ANKARA (AA) - Fetullahçı Terör Örgütü'nün (FETÖ) 15 Temmuz 2016'daki darbe girişimi sırasında, 4. Kolordu Komutanlığı ve 28. Mekanize Piyade Tugay Komutanlığındaki eylemlere ilişkin davanın duruşması sanıkların savunmalarıyla sürüyor.
Ankara 20. Ağır Ceza Mahkemesince Sincan'daki salonunda görülen duruşmada savunma yapan tutuksuz sanık asteğmen H.B, terhisine 10 gün kala kendisini darbe girişiminin içinde bulduğunu, buna sebep olanlardan şikayetçi olduğunu söyledi.

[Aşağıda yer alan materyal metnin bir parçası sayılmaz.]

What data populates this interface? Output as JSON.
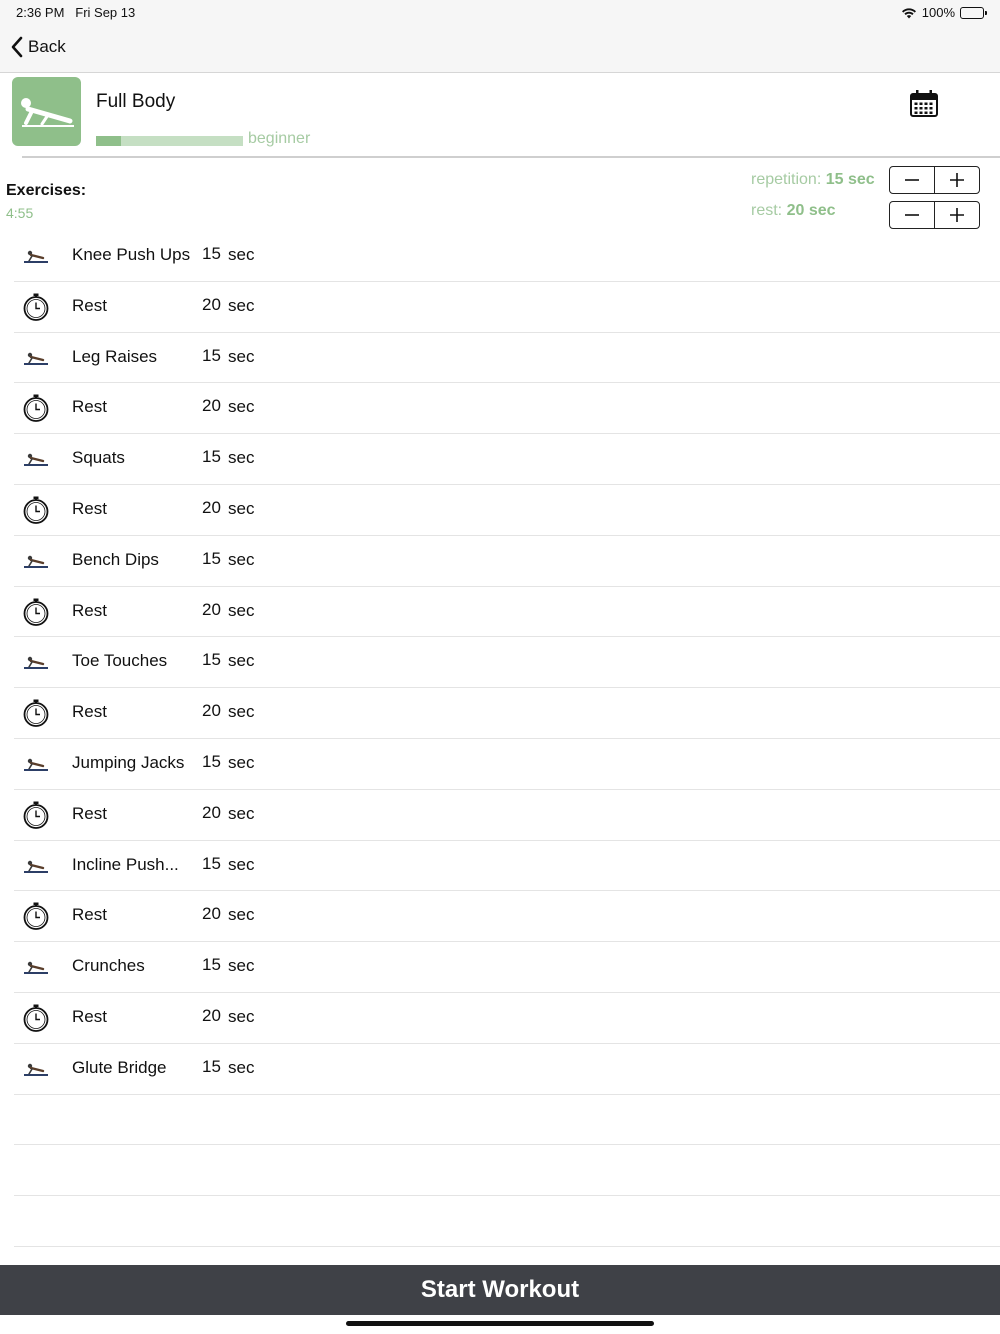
{
  "status_bar": {
    "time": "2:36 PM",
    "date": "Fri Sep 13",
    "battery": "100%"
  },
  "nav": {
    "back_label": "Back"
  },
  "workout": {
    "title": "Full Body",
    "level": "beginner",
    "level_progress": 0.17
  },
  "exercises_header": {
    "label": "Exercises:",
    "total_time": "4:55"
  },
  "settings": {
    "repetition_label": "repetition:",
    "repetition_value": "15",
    "repetition_unit": "sec",
    "rest_label": "rest:",
    "rest_value": "20 sec"
  },
  "exercises": [
    {
      "name": "Knee Push Ups",
      "duration": "15",
      "unit": "sec",
      "icon": "exercise-figure-icon"
    },
    {
      "name": "Rest",
      "duration": "20",
      "unit": "sec",
      "icon": "stopwatch-icon"
    },
    {
      "name": "Leg Raises",
      "duration": "15",
      "unit": "sec",
      "icon": "exercise-figure-icon"
    },
    {
      "name": "Rest",
      "duration": "20",
      "unit": "sec",
      "icon": "stopwatch-icon"
    },
    {
      "name": "Squats",
      "duration": "15",
      "unit": "sec",
      "icon": "exercise-figure-icon"
    },
    {
      "name": "Rest",
      "duration": "20",
      "unit": "sec",
      "icon": "stopwatch-icon"
    },
    {
      "name": "Bench Dips",
      "duration": "15",
      "unit": "sec",
      "icon": "exercise-figure-icon"
    },
    {
      "name": "Rest",
      "duration": "20",
      "unit": "sec",
      "icon": "stopwatch-icon"
    },
    {
      "name": "Toe Touches",
      "duration": "15",
      "unit": "sec",
      "icon": "exercise-figure-icon"
    },
    {
      "name": "Rest",
      "duration": "20",
      "unit": "sec",
      "icon": "stopwatch-icon"
    },
    {
      "name": "Jumping Jacks",
      "duration": "15",
      "unit": "sec",
      "icon": "exercise-figure-icon"
    },
    {
      "name": "Rest",
      "duration": "20",
      "unit": "sec",
      "icon": "stopwatch-icon"
    },
    {
      "name": "Incline Push...",
      "duration": "15",
      "unit": "sec",
      "icon": "exercise-figure-icon"
    },
    {
      "name": "Rest",
      "duration": "20",
      "unit": "sec",
      "icon": "stopwatch-icon"
    },
    {
      "name": "Crunches",
      "duration": "15",
      "unit": "sec",
      "icon": "exercise-figure-icon"
    },
    {
      "name": "Rest",
      "duration": "20",
      "unit": "sec",
      "icon": "stopwatch-icon"
    },
    {
      "name": "Glute Bridge",
      "duration": "15",
      "unit": "sec",
      "icon": "exercise-figure-icon"
    }
  ],
  "empty_rows": 3,
  "start_button": {
    "label": "Start Workout"
  },
  "colors": {
    "accent": "#8fbf8a",
    "accent_light": "#a6cba3",
    "button_bg": "#3f4147",
    "nav_bg": "#f6f6f6"
  }
}
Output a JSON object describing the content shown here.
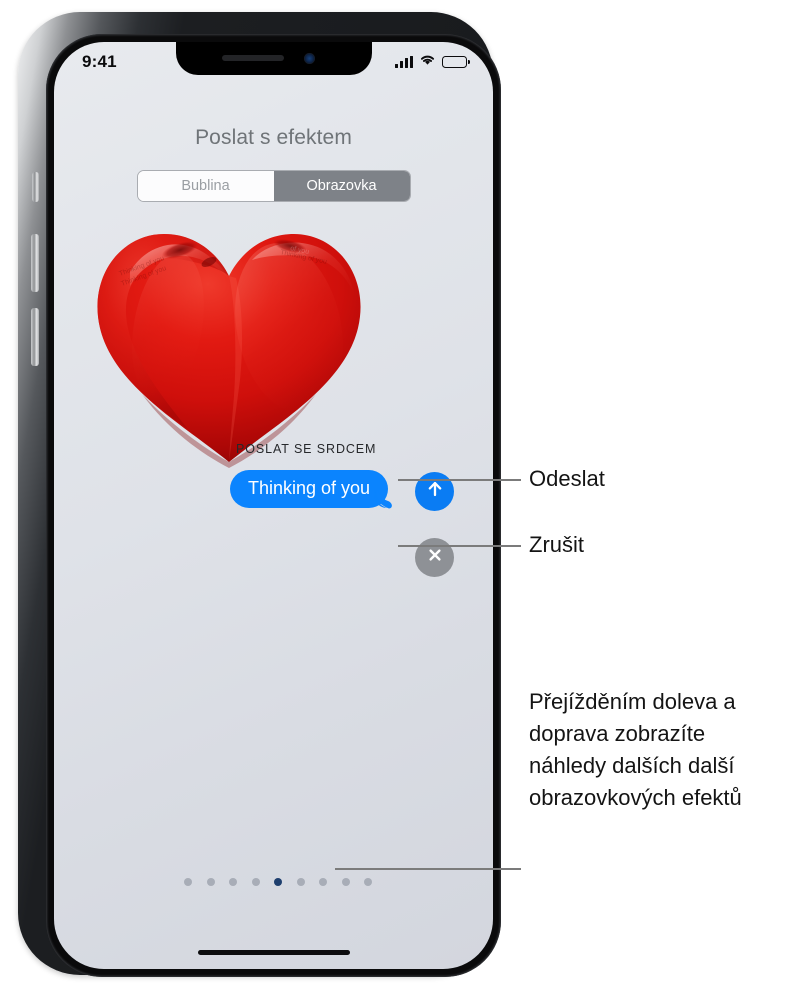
{
  "device": {
    "status_bar": {
      "time": "9:41",
      "cellular_icon": "signal-bars-icon",
      "wifi_icon": "wifi-icon",
      "battery_icon": "battery-full-icon"
    },
    "notch": {
      "speaker_icon": "speaker-grille-icon",
      "camera_icon": "front-camera-icon"
    },
    "home_indicator": "home-indicator"
  },
  "screen": {
    "title": "Poslat s efektem",
    "segmented_control": {
      "options": [
        {
          "label": "Bublina",
          "selected": false
        },
        {
          "label": "Obrazovka",
          "selected": true
        }
      ]
    },
    "effect_preview": {
      "artwork": "red-heart-balloon",
      "caption": "POSLAT SE SRDCEM"
    },
    "message": {
      "text": "Thinking of you",
      "bubble_color": "#0b84fe"
    },
    "send_button": {
      "icon": "arrow-up-icon",
      "color": "#0a7cf3"
    },
    "cancel_button": {
      "icon": "close-x-icon",
      "color": "#8e9196"
    },
    "page_dots": {
      "count": 9,
      "active_index": 4,
      "active_color": "#1e3f6e",
      "inactive_color": "#a8adb7"
    }
  },
  "callouts": {
    "send": "Odeslat",
    "cancel": "Zrušit",
    "swipe": "Přejížděním doleva a doprava zobrazíte náhledy dalších další obrazovkových efektů"
  }
}
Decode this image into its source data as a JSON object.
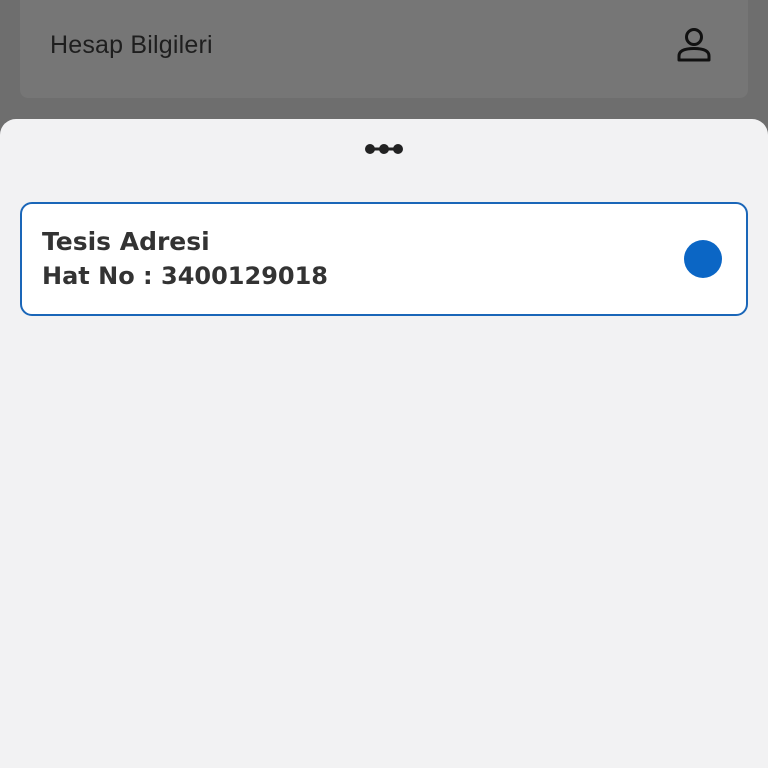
{
  "header": {
    "title": "Hesap Bilgileri",
    "icon": "user-icon"
  },
  "sheet": {
    "handle_icon": "drag-handle-icon",
    "items": [
      {
        "title": "Tesis Adresi",
        "line_label": "Hat No : 3400129018",
        "selected": true
      }
    ]
  },
  "colors": {
    "accent": "#0b66c5",
    "card_border": "#1a66b8",
    "sheet_bg": "#f2f2f3",
    "overlay_bg": "#6e6e6e"
  }
}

Alarm verildikten sonra içtima alanına geldiğini belirten H.B, Üsteğmen Mustafa Korkmaz'a neler olduğunu sorduğunda cevap almadığını ifade etti.
H.B, daha sonra içtima alanına gelen sanık eski yarbay Ejder Yıldırım'ın emir komutanın kendisinde olduğunu, üçüncü taburu teçhizatlı şekilde hazırladıktan sonra zırhlı personel taşıyıcılara (ZPT) binmelerini emrettiğini anlattı.
Nereye gittikleri konusunda bilgisinin bulunmadığını, araçtaki askerlerin de güzergahı bilmediklerini savunan H.B, bir zaman sonra Ankara İl Emniyet Müdürlüğünün önüne geldiklerini fark ettiğini dile getirdi.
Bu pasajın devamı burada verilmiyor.